New York-based Mr Hollier and his
co-founder Kaiwei Tang used the experience as the basis for a subversive mobile
phone that will be launched soon: revolutionary not for all the advanced
features but for the lack of any at all.
The Light Phone allows you to make
or take calls, but nothing else. There is only enough storage in the phone for
10 numbers. No messaging, no camera, no internet.
The design is important: it is
simplicity itself in a plastic shell the size of a credit card on which the
numbers glow using a dot matrix screen and with a 20-day battery life.
Mr Hollier met Mr Tang at a Google-run tech incubator.
“We found that the value is not in what it can do but in the lack of it. We are
offering the maximum disconnection with the minimum of choice.”
In a market where even the cheapest
smartphones have the processing power of a basic personal computer, the Light
Phone is partly a protest against the digital age. But Mr Hollier hopes it can
become more than that: a way for its users to cut out distractions.
Mr Tang and Mr Hollier raised
$415,127 from 3,187 backers on the Kickstarter platform to develop the phone.
The device is still at a prototype stage but a company in China has begun
manufacturing handsets to be shipped in June. They have taken pre-orders for
$100 but say the exact retail price is not yet fixed. The first Light Phone is
white; a black version is planned for later.

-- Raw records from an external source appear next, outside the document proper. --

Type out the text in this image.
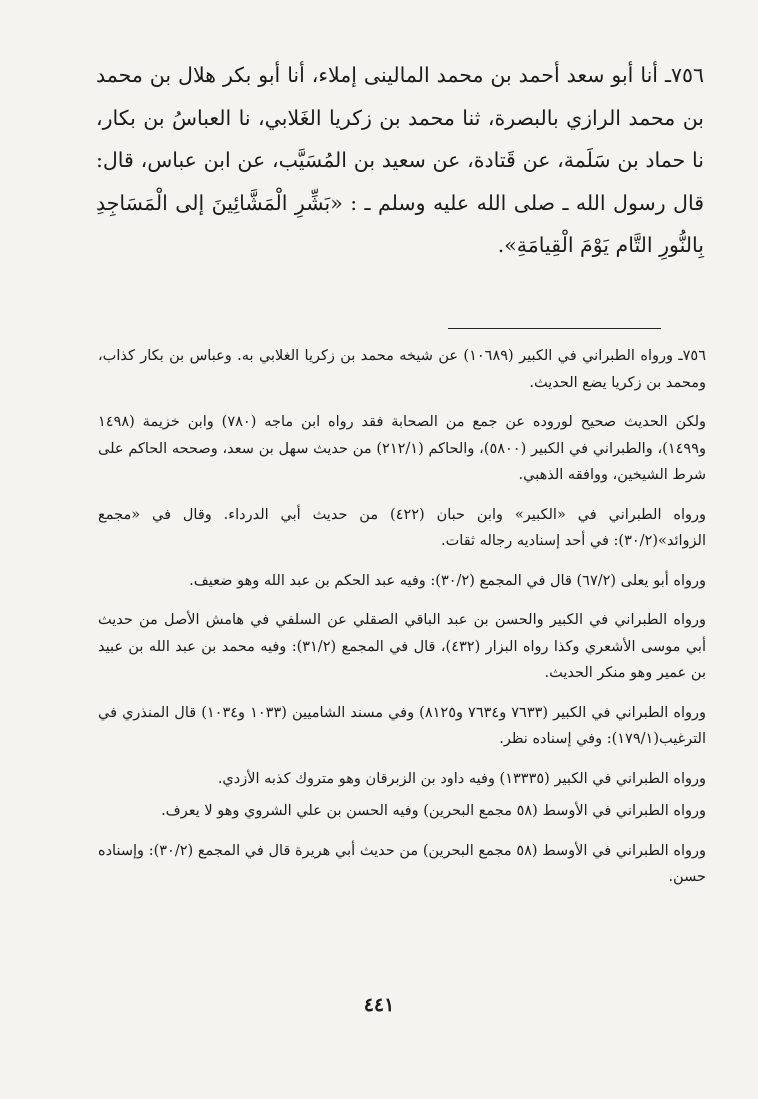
٧٥٦ـ أنا أبو سعد أحمد بن محمد المالينى إملاء، أنا أبو بكر هلال بن محمد بن محمد الرازي بالبصرة، ثنا محمد بن زكريا الغَلابي، نا العباسُ بن بكار، نا حماد بن سَلَمة، عن قَتادة، عن سعيد بن المُسَيَّب، عن ابن عباس، قال: قال رسول الله ـ صلى الله عليه وسلم ـ : «بَشِّرِ الْمَشَّائِينَ إلى الْمَسَاجِدِ بِالنُّورِ التَّام يَوْمَ الْقِيامَةِ».

٧٥٦ـ ورواه الطبراني في الكبير (١٠٦٨٩) عن شيخه محمد بن زكريا الغلابي به. وعباس بن بكار كذاب، ومحمد بن زكريا يضع الحديث.

ولكن الحديث صحيح لوروده عن جمع من الصحابة فقد رواه ابن ماجه (٧٨٠) وابن خزيمة (١٤٩٨ و١٤٩٩)، والطبراني في الكبير (٥٨٠٠)، والحاكم (٢١٢/١) من حديث سهل بن سعد، وصححه الحاكم على شرط الشيخين، ووافقه الذهبي.

ورواه الطبراني في «الكبير» وابن حبان (٤٢٢) من حديث أبي الدرداء. وقال في «مجمع الزوائد»(٣٠/٢): في أحد إسناديه رجاله ثقات.

ورواه أبو يعلى (٦٧/٢) قال في المجمع (٣٠/٢): وفيه عبد الحكم بن عبد الله وهو ضعيف.

ورواه الطبراني في الكبير والحسن بن عبد الباقي الصقلي عن السلفي في هامش الأصل من حديث أبي موسى الأشعري وكذا رواه البزار (٤٣٢)، قال في المجمع (٣١/٢): وفيه محمد بن عبد الله بن عبيد بن عمير وهو منكر الحديث.

ورواه الطبراني في الكبير (٧٦٣٣ و٧٦٣٤ و٨١٢٥) وفي مسند الشاميين (١٠٣٣ و١٠٣٤) قال المنذري في الترغيب(١٧٩/١): وفي إسناده نظر.

ورواه الطبراني في الكبير (١٣٣٣٥) وفيه داود بن الزبرقان وهو متروك كذبه الأزدي.

ورواه الطبراني في الأوسط (٥٨ مجمع البحرين) وفيه الحسن بن علي الشروي وهو لا يعرف.

ورواه الطبراني في الأوسط (٥٨ مجمع البحرين) من حديث أبي هريرة قال في المجمع (٣٠/٢): وإسناده حسن.

٤٤١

The device has found unexpected
fans. Mr Hollier, who has had an array of jobs from running his own
skateboarding company to film-making and graphic design, assumed that people a
bit like him would want the phone: younger users who might want not want to
take expensive tech to the beach or to go skating.
But the device has found special
resonance with business users over 45 years old, he says, who enjoyed the days
before the constant distractions of the smartphone.
He says there has been a
surprisingly warm reception in Asia, perhaps a backlash against the popularity
of bigger “phablet” phones designed primarily for access to the internet and
watching video.
Mr Hollier admits that most people
will also want a smartphone, which can be linked to the Light Phone to forward
calls.
In trying to create a device
purposely designed to be used as little as possible, Mr Hollier and his partner
may have stumbled on something that could turn out to be used a lot.